In 19th-century Lancashire we have the world’s first industrial society; we have the data on which Marx and Engels based their analysis and prophecy; and we have – disconcertingly – the home of the Tory working man. The more closely the problem is examined, moreover, the more difficult it is to salvage the axiomatic equation of capitalist development with class conflict. It was in Blackburn or Stalybridge, in the most advanced sections of the industry, with the strongest trade unions, that deference was made to work best. In Burnley, by contrast, with late industrialisation, small masters and struggling unions, there was a fermenting tradition of political radicalism which came to a head in widespread support for the Marxist Social Democratic Federation.

Joyce defines deference as ‘the social relationship that converts power relations into moral ones’. He seeks to root it firmly in a concrete social context, particularly in the experience of factory work, and to avoid an idyllic rendering of its paternalist aspects. Inequality and subordination were of the essence, but it was the internalisation of authority by the working class which made the relationship work without resort to coercion. One can point to a conscious effort at manipulation from above after about 1850. This new paternalism, it is suggested, was piecemeal and instinctive, making its own accommodation with laissez faire and the ethos of self-help. Religion may often have been its inspiration, and stewardship its language, but its economic functions can hardly be ignored. As Joyce comments, ‘paternalism was a paying proposition, not least, to one degree or another, because it was paid for out of the low wages and long hours of those who were its beneficiaries.’

Employers were working with the grain of current social developments in focusing loyalty on themselves, their families and their factories.
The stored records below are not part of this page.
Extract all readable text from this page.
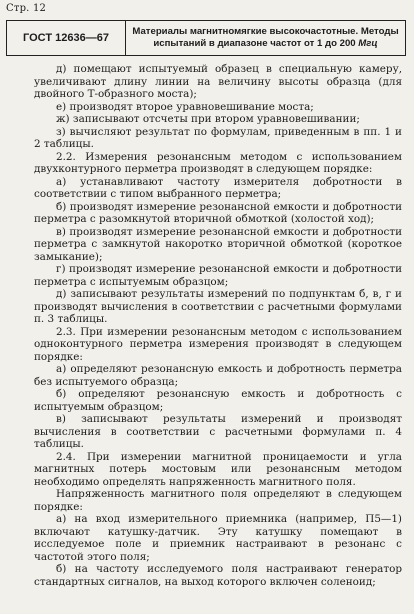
Стр. 12
ГОСТ 12636—67
Материалы магнитномягкие высокочастотные. Методы
испытаний в диапазоне частот от 1 до 200 Мгц

д) помещают испытуемый образец в специальную камеру, увеличивают длину линии на величину высоты образца (для двойного Т-образного моста);

е) производят второе уравновешивание моста;

ж) записывают отсчеты при втором уравновешивании;

з) вычисляют результат по формулам, приведенным в пп. 1 и 2 таблицы.

2.2. Измерения резонансным методом с использованием двухконтурного перметра производят в следующем порядке:

а) устанавливают частоту измерителя добротности в соответствии с типом выбранного перметра;

б) производят измерение резонансной емкости и добротности перметра с разомкнутой вторичной обмоткой (холостой ход);

в) производят измерение резонансной емкости и добротности перметра с замкнутой накоротко вторичной обмоткой (короткое замыкание);

г) производят измерение резонансной емкости и добротности перметра с испытуемым образцом;

д) записывают результаты измерений по подпунктам б, в, г и производят вычисления в соответствии с расчетными формулами п. 3 таблицы.

2.3. При измерении резонансным методом с использованием одноконтурного перметра измерения производят в следующем порядке:

а) определяют резонансную емкость и добротность перметра без испытуемого образца;

б) определяют резонансную емкость и добротность с испытуемым образцом;

в) записывают результаты измерений и производят вычисления в соответствии с расчетными формулами п. 4 таблицы.

2.4. При измерении магнитной проницаемости и угла магнитных потерь мостовым или резонансным методом необходимо определять напряженность магнитного поля.

Напряженность магнитного поля определяют в следующем порядке:

а) на вход измерительного приемника (например, П5—1) включают катушку-датчик. Эту катушку помещают в исследуемое поле и приемник настраивают в резонанс с частотой этого поля;

б) на частоту исследуемого поля настраивают генератор стандартных сигналов, на выход которого включен соленоид;
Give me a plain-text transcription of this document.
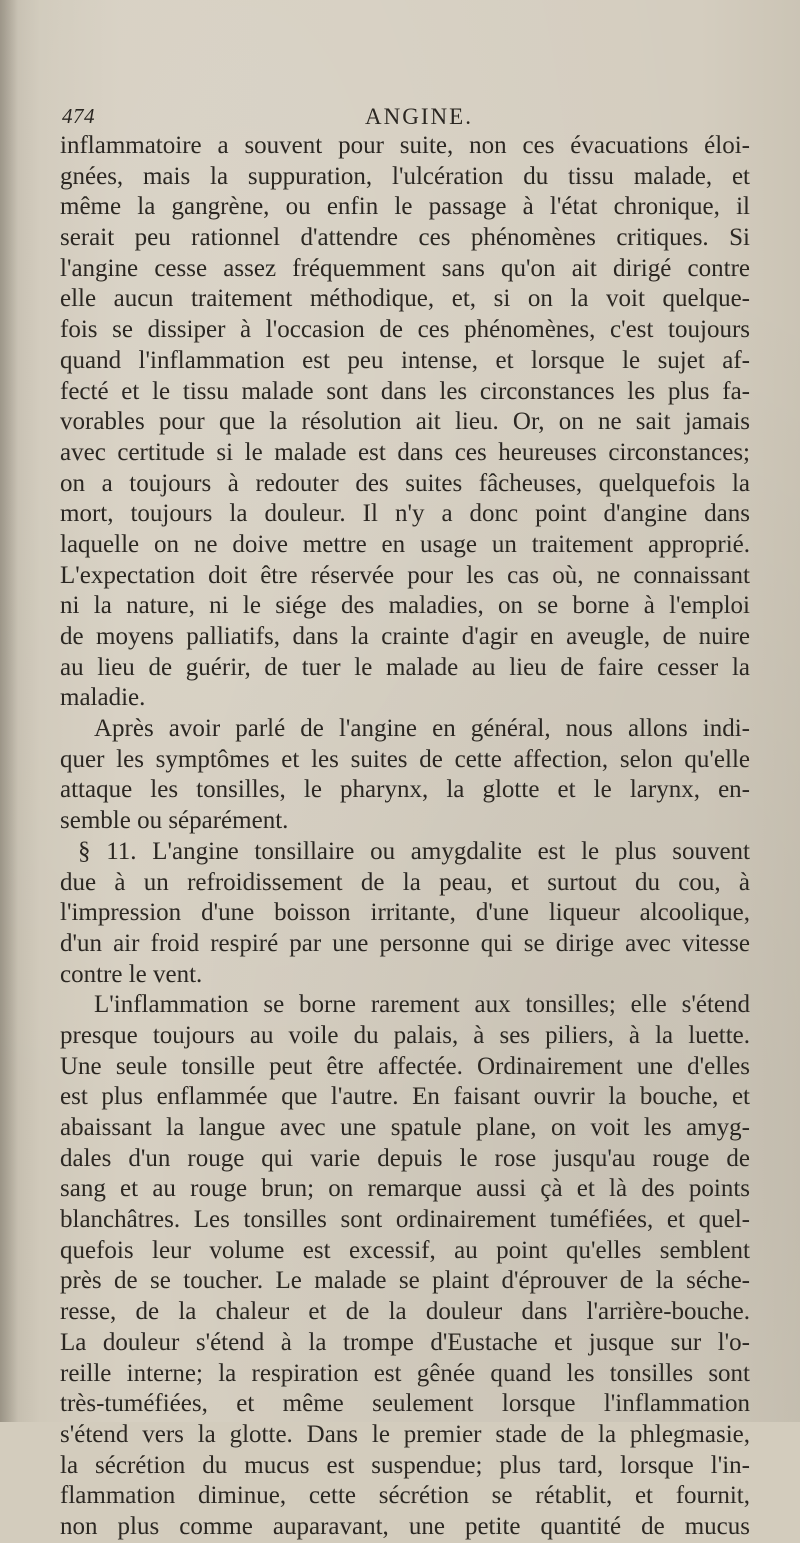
474	ANGINE.
inflammatoire a souvent pour suite, non ces évacuations éloi-
gnées, mais la suppuration, l'ulcération du tissu malade, et
même la gangrène, ou enfin le passage à l'état chronique, il
serait peu rationnel d'attendre ces phénomènes critiques. Si
l'angine cesse assez fréquemment sans qu'on ait dirigé contre
elle aucun traitement méthodique, et, si on la voit quelque-
fois se dissiper à l'occasion de ces phénomènes, c'est toujours
quand l'inflammation est peu intense, et lorsque le sujet af-
fecté et le tissu malade sont dans les circonstances les plus fa-
vorables pour que la résolution ait lieu. Or, on ne sait jamais
avec certitude si le malade est dans ces heureuses circonstances;
on a toujours à redouter des suites fâcheuses, quelquefois la
mort, toujours la douleur. Il n'y a donc point d'angine dans
laquelle on ne doive mettre en usage un traitement approprié.
L'expectation doit être réservée pour les cas où, ne connaissant
ni la nature, ni le siége des maladies, on se borne à l'emploi
de moyens palliatifs, dans la crainte d'agir en aveugle, de nuire
au lieu de guérir, de tuer le malade au lieu de faire cesser la
maladie.
Après avoir parlé de l'angine en général, nous allons indi-
quer les symptômes et les suites de cette affection, selon qu'elle
attaque les tonsilles, le pharynx, la glotte et le larynx, en-
semble ou séparément.
§ 11. L'angine tonsillaire ou amygdalite est le plus souvent
due à un refroidissement de la peau, et surtout du cou, à
l'impression d'une boisson irritante, d'une liqueur alcoolique,
d'un air froid respiré par une personne qui se dirige avec vitesse
contre le vent.
L'inflammation se borne rarement aux tonsilles; elle s'étend
presque toujours au voile du palais, à ses piliers, à la luette.
Une seule tonsille peut être affectée. Ordinairement une d'elles
est plus enflammée que l'autre. En faisant ouvrir la bouche, et
abaissant la langue avec une spatule plane, on voit les amyg-
dales d'un rouge qui varie depuis le rose jusqu'au rouge de
sang et au rouge brun; on remarque aussi çà et là des points
blanchâtres. Les tonsilles sont ordinairement tuméfiées, et quel-
quefois leur volume est excessif, au point qu'elles semblent
près de se toucher. Le malade se plaint d'éprouver de la séche-
resse, de la chaleur et de la douleur dans l'arrière-bouche.
La douleur s'étend à la trompe d'Eustache et jusque sur l'o-
reille interne; la respiration est gênée quand les tonsilles sont
très-tuméfiées, et même seulement lorsque l'inflammation
s'étend vers la glotte. Dans le premier stade de la phlegmasie,
la sécrétion du mucus est suspendue; plus tard, lorsque l'in-
flammation diminue, cette sécrétion se rétablit, et fournit,
non plus comme auparavant, une petite quantité de mucus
Philanthropy and patronage, outings and picnics, parades and festivals, were the means deployed, and they receive subtle and suggestive analysis here. The stability of the factory neighbourhood, reinforced by company-owned housing, made for a tight-knit sense of community. The employment of women and children, together with recruitment by kinship in the factory, made work a shared experience for whole families. Religion, moreover, was often a further tie between bosses and operatives, either through conscious choice, or perhaps prudent calculation, or maybe some complex chemistry of affinity and conformity. At any rate, the affective solidarity of this cultural formation took tangible shape in political affiliation. Joyce demonstrates that each street in a town like Blackburn had its distinctive political allegiance, with votes cast predominantly for the bosses’ candidates. He shows, moreover, that this was not dependent on a crude landlord sanction and that what mattered was the partisanship of the community, not the ownership of the house.

In the end, the structure collapsed, as the Limited firms replaced family dynasties who succumbed to the lure of southern England. In the early 20th century, class came to intrude more directly into politics, and the horizons of the operatives widened beyond the culture of the factory. Even so, as Joyce points out, ‘the politics of the Labour Party represented little more than a continuation of traditional trade-union demands by other means.’ It had become apparent by this time that these could be pursued without overturning ‘the system’ itself. As an economic system, British capitalism has shown many frailties, but as a social and political system it has displayed remarkable resilience. Its history is too serious a business to be left to the business historians; and in different ways these three stimulating books shed much light upon its tortuous and unpredictable career.